Detect encoding-tags in python

Posted 2012-04-22 19:50. Tagged python, unicode, hack, fileinput.

Please note that this post is 13 years old. The information herein may be outdated.

When iterating over a set of input files in Python, how to decode the lines of each file with the correct encoding?

I wrote a hook for the fileinput module to look for a -*- coding: foo -*- marker in the first lines of each file.

In Python, there is a usefull method called fileinput.input for reading input lines from multiple files, commonly used like so:

# files may be from command line arguments
for line in fileinput.input(files):
    parse(line)

Used as above, each line will consist of the encoded bytes exactly as they appear in the files. That is rarely usefull, so there is way to open each input file with a hook to decode the data:

for line in fileinput.input(files,
                            openhook=fileinput.hook_encoded('utf-8')):
    parse(line)

This is good if you know the file encoding when you write the program (or can give them with e.g. a command line argument). But what if different input files may be written in different encodings?
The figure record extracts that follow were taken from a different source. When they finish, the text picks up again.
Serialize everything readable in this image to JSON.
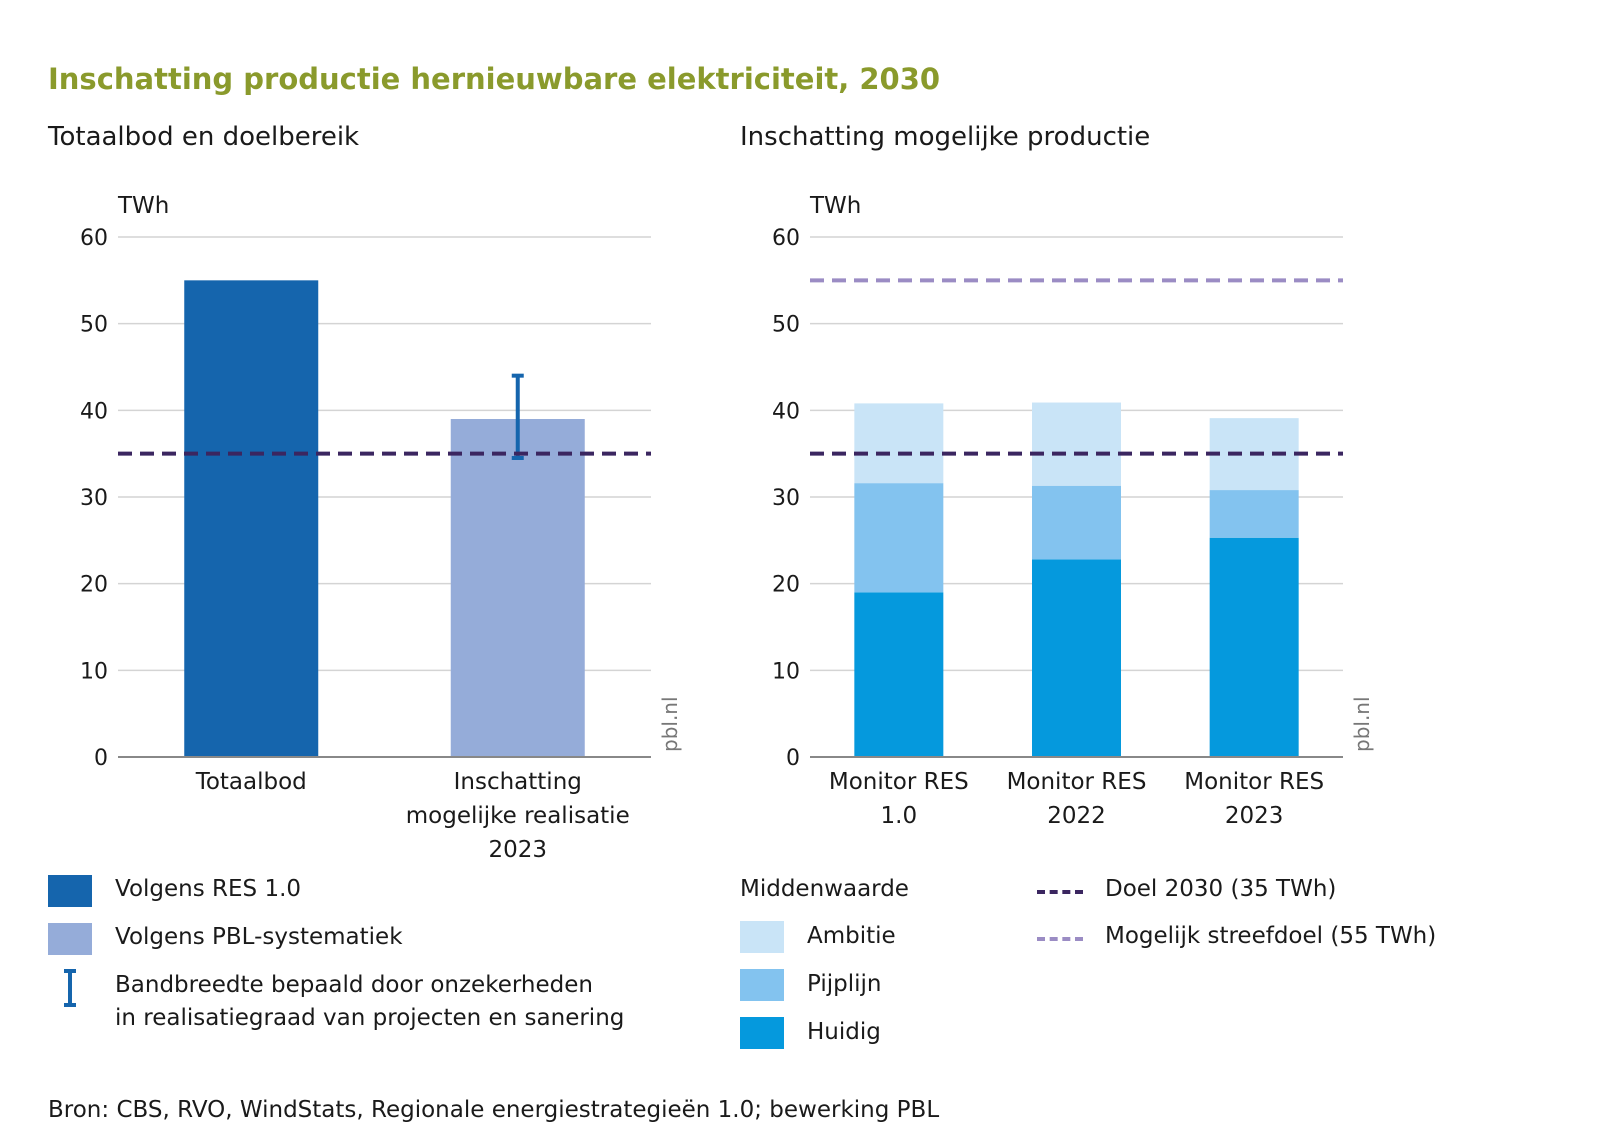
{
  "title": "Inschatting productie hernieuwbare elektriciteit, 2030",
  "colors": {
    "title": "#8a9a2c",
    "res": "#1565ad",
    "pbl": "#95acd9",
    "errorbar": "#1565ad",
    "huidig": "#0599dd",
    "pijplijn": "#83c3ef",
    "ambitie": "#c9e4f7",
    "doel": "#3b2660",
    "streefdoel": "#9b8cc4",
    "grid": "#d4d4d4",
    "axis": "#888888"
  },
  "chart_data": [
    {
      "type": "bar",
      "subtitle": "Totaalbod en doelbereik",
      "ylabel": "TWh",
      "ylim": [
        0,
        60
      ],
      "yticks": [
        0,
        10,
        20,
        30,
        40,
        50,
        60
      ],
      "categories": [
        [
          "Totaalbod"
        ],
        [
          "Inschatting",
          "mogelijke realisatie",
          "2023"
        ]
      ],
      "bars": [
        {
          "value": 55,
          "series": "Volgens RES 1.0",
          "color": "#1565ad"
        },
        {
          "value": 39,
          "series": "Volgens PBL-systematiek",
          "color": "#95acd9",
          "error_low": 34.5,
          "error_high": 44
        }
      ],
      "reference_lines": [
        {
          "value": 35,
          "name": "Doel 2030 (35 TWh)",
          "color": "#3b2660"
        }
      ],
      "watermark": "pbl.nl",
      "legend": [
        {
          "label": "Volgens RES 1.0",
          "kind": "swatch",
          "color": "#1565ad"
        },
        {
          "label": "Volgens PBL-systematiek",
          "kind": "swatch",
          "color": "#95acd9"
        },
        {
          "label_lines": [
            "Bandbreedte bepaald door onzekerheden",
            "in realisatiegraad van projecten en sanering"
          ],
          "kind": "errorbar",
          "color": "#1565ad"
        }
      ]
    },
    {
      "type": "bar",
      "stacked": true,
      "subtitle": "Inschatting mogelijke productie",
      "ylabel": "TWh",
      "ylim": [
        0,
        60
      ],
      "yticks": [
        0,
        10,
        20,
        30,
        40,
        50,
        60
      ],
      "categories": [
        [
          "Monitor RES",
          "1.0"
        ],
        [
          "Monitor RES",
          "2022"
        ],
        [
          "Monitor RES",
          "2023"
        ]
      ],
      "series": [
        {
          "name": "Huidig",
          "color": "#0599dd",
          "values": [
            19,
            22.8,
            25.3
          ]
        },
        {
          "name": "Pijplijn",
          "color": "#83c3ef",
          "values": [
            12.6,
            8.5,
            5.5
          ]
        },
        {
          "name": "Ambitie",
          "color": "#c9e4f7",
          "values": [
            9.2,
            9.6,
            8.3
          ]
        }
      ],
      "reference_lines": [
        {
          "value": 35,
          "name": "Doel 2030 (35 TWh)",
          "color": "#3b2660"
        },
        {
          "value": 55,
          "name": "Mogelijk streefdoel (55 TWh)",
          "color": "#9b8cc4"
        }
      ],
      "watermark": "pbl.nl",
      "legend_title": "Middenwaarde",
      "legend": [
        {
          "label": "Ambitie",
          "color": "#c9e4f7"
        },
        {
          "label": "Pijplijn",
          "color": "#83c3ef"
        },
        {
          "label": "Huidig",
          "color": "#0599dd"
        }
      ],
      "line_legend": [
        {
          "label": "Doel 2030 (35 TWh)",
          "color": "#3b2660"
        },
        {
          "label": "Mogelijk streefdoel (55 TWh)",
          "color": "#9b8cc4"
        }
      ]
    }
  ],
  "source": "Bron: CBS, RVO, WindStats, Regionale energiestrategieën 1.0; bewerking PBL"
}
Luckily, there is a convention often used to specify the encoding of a file in the beginning of a file itself, in rather plain text, like so:

#  -*- coding: utf-8 -*-
actual content goes here.
The first line don't have to start with a hash, but is often
a comment in whatever languge / format the file is in.

I didn’t find any existing way to detect the coding tag so I can just ignore any encoding issues and read the files as intended, so I wrote one. Maybe it can be of use for someone else?

def detect_encoding(default='utf-8'):
    """A hook for fileinput to detect encoding tags at start of each file."""
    def open_hook(filename, mode):
        import codecs, re
        f = open(filename, mode)
        # Check the two first lines for an encoding mark!
        coding = re.search(r'-\*- +(en)?coding: (?P<c>[a-z0-9_-]+) +-\*-',
                           f.readline() + f.readline())
        f.close()
        return codecs.open(filename, mode,
                           coding.group('c') if coding else default)
    return open_hook

for line in fileinput.input(sourcefiles, openhook=detect_encoding()):
    parse(line)

As you can see, I open each file (in raw bytes mode) and read two lines from it, before closing it and opening it again with the correct encoding.

Yes, I’m sure there is a performance penalty to this, but I can’t see a more efficient way to do it in Python. Can you?

Comments

This post is 13 years old, comments are disabled.